6 Ağustos 2012 Pazartesi

KİTAP ÖNERİLERİ-1

JANE EYRE


Bloğu ilk açtığımda amacım güncel eğitim metotları ile sahip olduğum naçizane birikimi paylaşmak idi. Bu bağlamda tanıtımda da söylediğim gibi okuduğum kitaplar hakkında yorumları da paylaşacağım. Bunların ilki üniversite yıllarında severek okuduğum “Jane Eyre” olacak. Kendi yorumlarımın yanında çok değer verdiğim ve yeteneklerine her zaman güvendiğim ve öğretmenin yanı sıra birçok şey öğrendiğim öğrencilerimden birisi olan Şevval Acar’ın da bu kitap hakkındaki yorumlarını sizlerle bu yazıda paylaşacağım.
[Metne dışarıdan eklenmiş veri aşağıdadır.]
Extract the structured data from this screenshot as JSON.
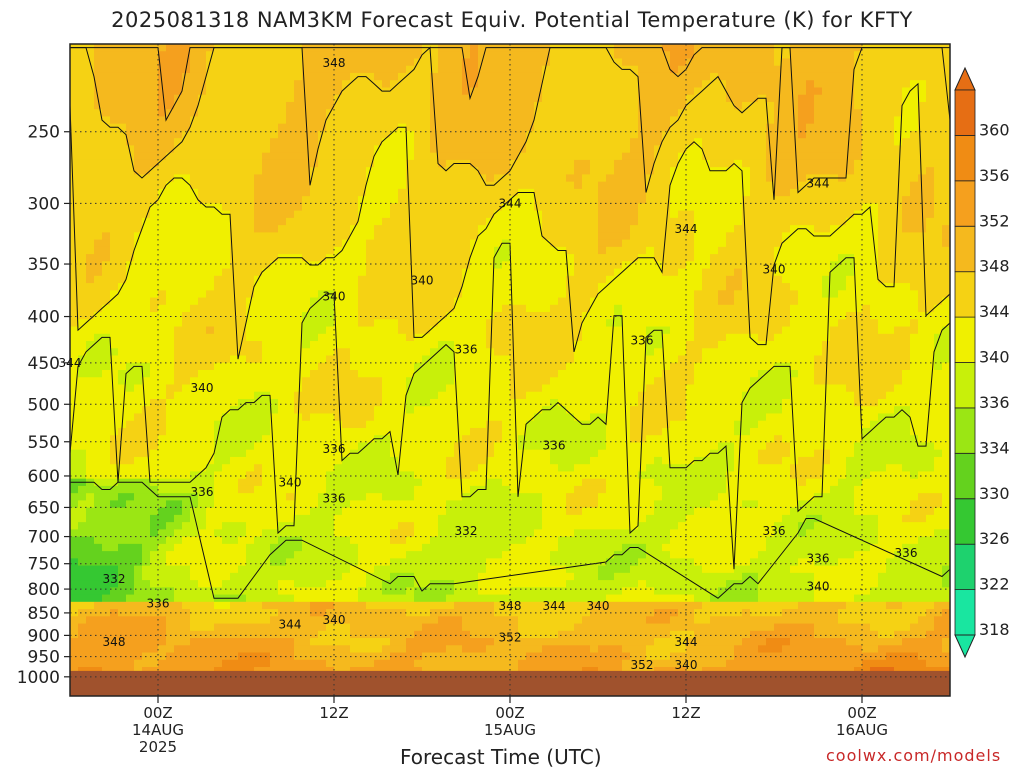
{
  "chart_data": {
    "type": "heatmap",
    "title": "2025081318 NAM3KM Forecast Equiv. Potential Temperature (K) for KFTY",
    "xlabel": "Forecast Time (UTC)",
    "ylabel": "",
    "credit": "coolwx.com/models",
    "y_scale": "log-pressure",
    "y_range_hpa": [
      1000,
      200
    ],
    "y_ticks": [
      250,
      300,
      350,
      400,
      450,
      500,
      550,
      600,
      650,
      700,
      750,
      800,
      850,
      900,
      950,
      1000
    ],
    "x_range_hours": [
      "2025-08-13 18Z",
      "2025-08-16 06Z"
    ],
    "x_ticks": [
      {
        "time": "2025-08-14 00Z",
        "label": [
          "00Z",
          "14AUG",
          "2025"
        ]
      },
      {
        "time": "2025-08-14 12Z",
        "label": [
          "12Z"
        ]
      },
      {
        "time": "2025-08-15 00Z",
        "label": [
          "00Z",
          "15AUG"
        ]
      },
      {
        "time": "2025-08-15 12Z",
        "label": [
          "12Z"
        ]
      },
      {
        "time": "2025-08-16 00Z",
        "label": [
          "00Z",
          "16AUG"
        ]
      }
    ],
    "grid": true,
    "colorbar": {
      "placement": "right",
      "levels": [
        318,
        322,
        326,
        330,
        334,
        336,
        340,
        344,
        348,
        352,
        356,
        360
      ],
      "colors": [
        "#19e6a0",
        "#1ed26e",
        "#35c832",
        "#64d21e",
        "#9be614",
        "#c8f00a",
        "#f0f000",
        "#f5d214",
        "#f5b91e",
        "#f5a01e",
        "#f08c14",
        "#e66e14"
      ]
    },
    "contour_labels": [
      {
        "text": "348",
        "time": "2025-08-14 12Z",
        "p": 210
      },
      {
        "text": "344",
        "time": "2025-08-15 00Z",
        "p": 300
      },
      {
        "text": "344",
        "time": "2025-08-15 12Z",
        "p": 320
      },
      {
        "text": "344",
        "time": "2025-08-15 21Z",
        "p": 285
      },
      {
        "text": "340",
        "time": "2025-08-14 12Z",
        "p": 380
      },
      {
        "text": "340",
        "time": "2025-08-14 18Z",
        "p": 365
      },
      {
        "text": "340",
        "time": "2025-08-15 18Z",
        "p": 355
      },
      {
        "text": "344",
        "time": "2025-08-13 18Z",
        "p": 450
      },
      {
        "text": "340",
        "time": "2025-08-14 03Z",
        "p": 480
      },
      {
        "text": "336",
        "time": "2025-08-14 21Z",
        "p": 435
      },
      {
        "text": "336",
        "time": "2025-08-15 09Z",
        "p": 425
      },
      {
        "text": "336",
        "time": "2025-08-14 12Z",
        "p": 560
      },
      {
        "text": "336",
        "time": "2025-08-15 03Z",
        "p": 555
      },
      {
        "text": "340",
        "time": "2025-08-14 09Z",
        "p": 610
      },
      {
        "text": "336",
        "time": "2025-08-14 03Z",
        "p": 625
      },
      {
        "text": "336",
        "time": "2025-08-14 12Z",
        "p": 635
      },
      {
        "text": "332",
        "time": "2025-08-14 21Z",
        "p": 690
      },
      {
        "text": "336",
        "time": "2025-08-15 18Z",
        "p": 690
      },
      {
        "text": "336",
        "time": "2025-08-15 21Z",
        "p": 740
      },
      {
        "text": "336",
        "time": "2025-08-16 03Z",
        "p": 730
      },
      {
        "text": "332",
        "time": "2025-08-13 21Z",
        "p": 780
      },
      {
        "text": "336",
        "time": "2025-08-14 00Z",
        "p": 830
      },
      {
        "text": "340",
        "time": "2025-08-15 21Z",
        "p": 795
      },
      {
        "text": "348",
        "time": "2025-08-15 00Z",
        "p": 835
      },
      {
        "text": "344",
        "time": "2025-08-15 03Z",
        "p": 835
      },
      {
        "text": "340",
        "time": "2025-08-15 06Z",
        "p": 835
      },
      {
        "text": "344",
        "time": "2025-08-14 09Z",
        "p": 875
      },
      {
        "text": "340",
        "time": "2025-08-14 12Z",
        "p": 865
      },
      {
        "text": "348",
        "time": "2025-08-13 21Z",
        "p": 915
      },
      {
        "text": "352",
        "time": "2025-08-15 00Z",
        "p": 905
      },
      {
        "text": "344",
        "time": "2025-08-15 12Z",
        "p": 915
      },
      {
        "text": "352",
        "time": "2025-08-15 09Z",
        "p": 970
      },
      {
        "text": "340",
        "time": "2025-08-15 12Z",
        "p": 970
      }
    ]
  }
}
Jane Eyre Bronte kardeşlerin Charlotte olanı tarafından yazılmıştır J. Charlotte Bronte İrlandalı bir rahip bir babanın 6 çocuğunun 3.süydü.  Genç yaşta annesini kaybetti ve bir süre teyzesi tarafından büyütüldü. Daha sonra 1824 yılında 3 kız kardeşiyle birlikte Clergy Daughters adlı bir okula başladı fakat buradaki uygun olmayan koşullar hastalanmasına neden oldu. Yazarlığa ve edebiyata ilgisi ise sağ kalan kız kardeşleriyle birlikte babasının kütüphanesinde vakit geçirmesiyle doğdu. Bronte 1835-1838 yılları arasında daha önce eğitim gördüğü Mirfield’daki Roe Head okulunda öğretmenlik yaptı. Daha sonra 1846’da 3 kız kardeş Charlotte, Emily ve Anne,  zamanın yaygın olaylarından biri olan “Currer Bell”, “Elise Bell” ve “Acton Bell” takma isimlerini kullanarak ortaklaşa “Poems by Currer, Elise and Acton Bell” isimli bir şiir kitabı çıkarttı. Tek erkek kardeşini 1848’de bronşitten kaybetti. Aynı yıl kendisi de yazar olan Emily Bronte’yi ve 1849’da da Anne Bronte’yi tüberkülozdan kaybetti. Bronte Jane Eyre adlı kitabını ise 1847’de yazdı. 
George Richmon'ın fırçasından Charlotte Bronte

Kitap 10 yaşındaki yetim Jane Eyre ile başlar ailesi, yazarının ailesi gibi tüberküloz ya da tifodan ölmüştür. Halası ve halasının kızları Jane’den hoşlanmaz ve sürekli olarak onu hem fiziksel hem de psikolojik olarak aşağılarlar ve dışlarlar. Jane bir gün yaptıklarından dolayı ceza alır ve amcasının öldüğü kırmızı odaya kilitlenir. Orada geçirdiği vakit çok kötüdür çünkü orada ölen amcasının halüsinasyonlarını görür. Jane’den kurtulmak isteyen ev halkı onu Lowood kız okuluna gönderir. Aslında bu Jane için güzel bir ödüldür çünkü çektiklerinden kurtulacaktır. Ancak Jane gitmeden, Jane’in yalancı ve kötü bir çocuk olduğu söylentileri okula gitmiştir bile. Oradaki idareciler ona güvenmezler. Orada da soğuk odalarda kalma, aç kalma gibi cezalara maruz kalır. 6 yıl öğrenci 2 yıl da öğretmen olarak kaldığı Lowood okulundan ayrılmaya karar verir. Bir süre sonra Edward Rochester’ın evinde mürebbiyelik yapmaya başlar. Ama acılar asla peşini bırakmayacaktır. Aç susuz kalacak, evsiz kalacak, tarif edilmez acılar çekecek ve erkek egemen toplumda ayakta kalmaya çalışacaktır. Bu bakımdan ve  Victoria dönemini yansıttığından dolayı aslında romanda feminist unsurlar vardır. Jane tüm zorluklara rağmen ayakta kalmaya çalışacaktır. Roman dikkatli okunduğunda aslında Charlotte Bronte’nin öz yaşam öyküsü niteliğini de taşır bence.
 

 Bu roman daha sonra beyaz perdeye de aktarıldı 2011 yapımı film www.imdb.com gibi prestijli bir sinema sitesinden 8.3 puan almış ki bu puan oldukça yüksek bir puan.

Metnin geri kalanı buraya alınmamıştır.